= British Ornithologists' Club =

The British Ornithologists' Club (BOC) aims to promote discussion between members and others interested in ornithology, and to facilitate the dissemination of scientific information concerned with ornithology. The BOC has a special interest in avian systematics, taxonomy and distribution.

The BOC was founded at a meeting of 15 members of the British Ornithologists' Union held in Covent Garden, London on 5 October 1892. This was at a time when individuals and expeditions were exploring remote parts of the world, discovering many new species of birds in the process and the BOC was formed to enable members to meet regularly to present papers, exhibit specimens and engage in discussion on wider ornithological matters. The BOC has continued to meet regularly in London (with occasional meetings elsewhere) and, as at June 2012, has held 970 meetings. Meetings now take the form of a talk followed by discussion, with refreshments available afterwards. Meetings are free and are open to members and non-members alike.

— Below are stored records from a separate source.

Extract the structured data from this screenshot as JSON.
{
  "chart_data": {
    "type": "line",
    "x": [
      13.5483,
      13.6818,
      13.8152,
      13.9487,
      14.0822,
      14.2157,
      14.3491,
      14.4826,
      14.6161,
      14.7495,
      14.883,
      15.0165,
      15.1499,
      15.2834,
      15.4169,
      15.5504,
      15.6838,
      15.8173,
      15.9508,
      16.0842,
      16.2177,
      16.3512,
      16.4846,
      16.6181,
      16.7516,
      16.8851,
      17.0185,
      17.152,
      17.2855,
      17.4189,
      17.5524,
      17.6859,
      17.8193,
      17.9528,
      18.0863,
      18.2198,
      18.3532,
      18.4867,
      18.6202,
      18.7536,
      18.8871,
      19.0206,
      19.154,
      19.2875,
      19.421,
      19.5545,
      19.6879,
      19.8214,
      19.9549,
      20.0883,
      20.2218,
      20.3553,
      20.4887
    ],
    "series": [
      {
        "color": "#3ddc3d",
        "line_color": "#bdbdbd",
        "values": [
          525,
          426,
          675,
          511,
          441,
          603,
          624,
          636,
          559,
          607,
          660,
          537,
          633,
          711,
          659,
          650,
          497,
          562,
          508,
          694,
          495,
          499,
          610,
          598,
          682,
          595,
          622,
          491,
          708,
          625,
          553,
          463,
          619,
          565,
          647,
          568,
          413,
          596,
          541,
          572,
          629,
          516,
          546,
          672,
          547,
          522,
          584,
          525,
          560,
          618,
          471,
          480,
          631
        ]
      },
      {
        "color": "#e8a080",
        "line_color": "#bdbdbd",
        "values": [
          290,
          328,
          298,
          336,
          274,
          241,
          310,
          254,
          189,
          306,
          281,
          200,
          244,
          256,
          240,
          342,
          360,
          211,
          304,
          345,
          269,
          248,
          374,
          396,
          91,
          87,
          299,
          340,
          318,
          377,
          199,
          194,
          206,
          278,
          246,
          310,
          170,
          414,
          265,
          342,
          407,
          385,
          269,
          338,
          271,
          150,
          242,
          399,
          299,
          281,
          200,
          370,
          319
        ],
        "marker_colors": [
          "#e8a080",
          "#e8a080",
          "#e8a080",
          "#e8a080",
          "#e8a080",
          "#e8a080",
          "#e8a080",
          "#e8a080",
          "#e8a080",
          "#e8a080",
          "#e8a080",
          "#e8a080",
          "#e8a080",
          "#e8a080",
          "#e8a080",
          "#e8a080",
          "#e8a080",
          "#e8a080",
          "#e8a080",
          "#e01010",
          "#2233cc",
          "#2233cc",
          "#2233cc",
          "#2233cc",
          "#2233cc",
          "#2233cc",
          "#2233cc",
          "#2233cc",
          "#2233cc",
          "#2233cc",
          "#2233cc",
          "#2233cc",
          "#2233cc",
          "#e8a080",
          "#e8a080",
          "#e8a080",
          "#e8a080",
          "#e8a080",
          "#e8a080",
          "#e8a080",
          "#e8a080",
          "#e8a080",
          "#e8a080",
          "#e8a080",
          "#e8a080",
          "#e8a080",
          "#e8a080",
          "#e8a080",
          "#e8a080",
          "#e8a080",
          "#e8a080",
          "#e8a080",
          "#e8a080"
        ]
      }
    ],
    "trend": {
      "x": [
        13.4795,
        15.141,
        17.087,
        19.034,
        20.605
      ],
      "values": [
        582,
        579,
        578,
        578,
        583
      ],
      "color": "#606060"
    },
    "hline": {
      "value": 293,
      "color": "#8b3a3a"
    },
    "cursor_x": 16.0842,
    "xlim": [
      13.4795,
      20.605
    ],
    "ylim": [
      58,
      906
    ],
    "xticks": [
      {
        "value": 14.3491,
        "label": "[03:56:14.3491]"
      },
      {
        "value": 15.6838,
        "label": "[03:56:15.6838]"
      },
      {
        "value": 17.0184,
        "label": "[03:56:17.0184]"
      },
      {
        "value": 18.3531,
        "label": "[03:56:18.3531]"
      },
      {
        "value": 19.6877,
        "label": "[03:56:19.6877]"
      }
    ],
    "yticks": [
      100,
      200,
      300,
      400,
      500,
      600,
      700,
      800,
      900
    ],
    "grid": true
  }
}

The BOC has published Bulletin of the British Ornithologists' Club (The Bulletin, or Bull. B.O.C.) since its formation. The Bulletin, which is published four times a year, focuses in particular on avian systematics, taxonomy, nomenclature and distribution worldwide. It regularly contains papers:

- describing new species and subspecies of birds;
- giving an account of the rediscovery of a species not seen for many years;
- describing for the first time the nest and/or breeding behaviour of a little-studied species;
- giving an account of an expedition to a rarely visited part of the world, listing the species found (sometimes extending their known range) and commenting on the absence of species which previous expeditions had recorded,
- suggesting the actual location where poorly documented museum specimens may have been taken and uncovering cases where specimens have been mislabelled.

The BOC has a membership of around 370 (2011) almost half of whom live outside the United Kingdom. Membership is open to anyone with an interest in ornithology. Members formerly received printed copies of The Bulletin, but from March 2017 (Vol. 137 No. 1), it became an online-only, open access, journal.

The BOC is a registered Charitable Incorporated Organization in England and Wales (no. 1169733).